Bu arada Avrupa’nın herhangi bir yerinden başka bir yerine trenle seyahat edebilmek gerçekten büyük bir konfor. Tren ne araba gibi esir edici, ne uçak gibi can sıkıcı! Tren mükemmel bir taşıt ve bizde yok. Neden? Eskiden Sirkeci’den binip Berlin’de inmek mümkünken bundan neden vazgeçildi? Ucuz, çevre dostu, konforlu ve bütün dünyayı birbirine bağlayan bir araçtan bir ülke neden vazgeçer anlamak mümkün değil. Hadi Avrupa’ya bağlanmayı bırak, Pendik’i Kadıköy’e bile bağlamıyor artık tren. Yeni köprüler, havaalanları, devasa camiler kaşla göz arası yapılabilirken 20 kilometrelik bir tren yolunun senelerdir yapılamamış olması gerçekten akla zarar…

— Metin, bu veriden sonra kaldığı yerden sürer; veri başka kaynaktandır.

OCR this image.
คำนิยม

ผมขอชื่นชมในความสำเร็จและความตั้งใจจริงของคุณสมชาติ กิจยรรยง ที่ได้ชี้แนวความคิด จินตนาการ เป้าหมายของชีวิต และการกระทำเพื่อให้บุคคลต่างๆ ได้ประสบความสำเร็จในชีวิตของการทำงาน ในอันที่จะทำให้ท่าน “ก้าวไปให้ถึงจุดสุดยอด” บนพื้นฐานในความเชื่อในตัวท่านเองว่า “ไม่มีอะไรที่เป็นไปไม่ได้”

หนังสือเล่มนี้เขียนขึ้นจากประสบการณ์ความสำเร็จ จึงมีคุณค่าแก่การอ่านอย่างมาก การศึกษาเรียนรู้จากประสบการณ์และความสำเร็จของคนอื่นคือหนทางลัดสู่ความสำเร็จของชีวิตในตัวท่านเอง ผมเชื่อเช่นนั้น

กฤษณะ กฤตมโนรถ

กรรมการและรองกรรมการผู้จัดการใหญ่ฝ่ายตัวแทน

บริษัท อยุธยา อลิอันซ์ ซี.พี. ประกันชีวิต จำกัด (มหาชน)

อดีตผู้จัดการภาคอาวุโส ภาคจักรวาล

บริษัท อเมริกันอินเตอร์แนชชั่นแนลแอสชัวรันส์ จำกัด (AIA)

Anneler çocuksuz seyahat eder mi?
Uzay artık neredeyse 6 yaşında. Son iki senedir zaman zaman onu yanıma almadan seyahat ediyorum. Kimine bu garip gelse de benim için çok iyi oluyor. Günlük rutinin, anne rolünün dışına çıkabilmek; ya ben aslında böyle de bir insanımdım, şunları da severdim diye hatırlamak çok kıymetli… Ailemle seyahat etmeyi ve gördüğüm güzellikleri Uzay’la paylaşmayı çok sevsem de bana eski ve tekil Damla’yı hatırlatan fırsatlara şükrediyorum. Bana kalırsa bütün anneler kendi imkanları dâhilinde senede birkaç günlerini kendileriyle ya da arkadaşlarıyla geçirmeliler… “Anne”nin ötesinde olanları unutmamak için.
Seyahat eden, insana güveniyor
Bir seyahat sitesinin yaptığı “Seyahatin Değeri” araştırmasına göre; seyahat etmek daha toleranslı ve açık görüşlü olmamızı, başkalarına daha fazla güvenmemizi sağlıyor. Sık seyahat edenler, cinsiyet, yaş, eğitim ve gelir düzeyi fark etmeksizin, daha az yolculuk yapanlara göre daha açık görüşlü hale geliyor, tanımadıkları kişilere daha fazla güveniyor. Katılımcıların yüzde 76'sı, seyahat etmenin, kendilerini “farklı olana” karşı daha toleranslı yaptığını söylüyor ve seyahat sayesinde genel olarak tüm kültürlere karşı daha açık fikirli hale geldiklerine inanıyor. Araştırmanın sonuçlarını değerlendiren Bahçeşehir Üniversitesi Sosyoloji Bölüm Başkanı Prof. Dr. Nilüfer Narlı: “Seyahat etmek, insanın kendini tanımasını sağladığı kadar, farklı insanları ve kültürleri tanımasına da vesile oluyor. Farklıkları keşfetmek insanların zihinlerindeki kilitleri açıyor, duvarlarını yıkıyor ve meraklarını kamçılıyor. İşte bu nedenle, seyahat eden kişinin bilgisi, hoşgörüsü ve iletişim becerileri gelişiyor” diye belirtiyor.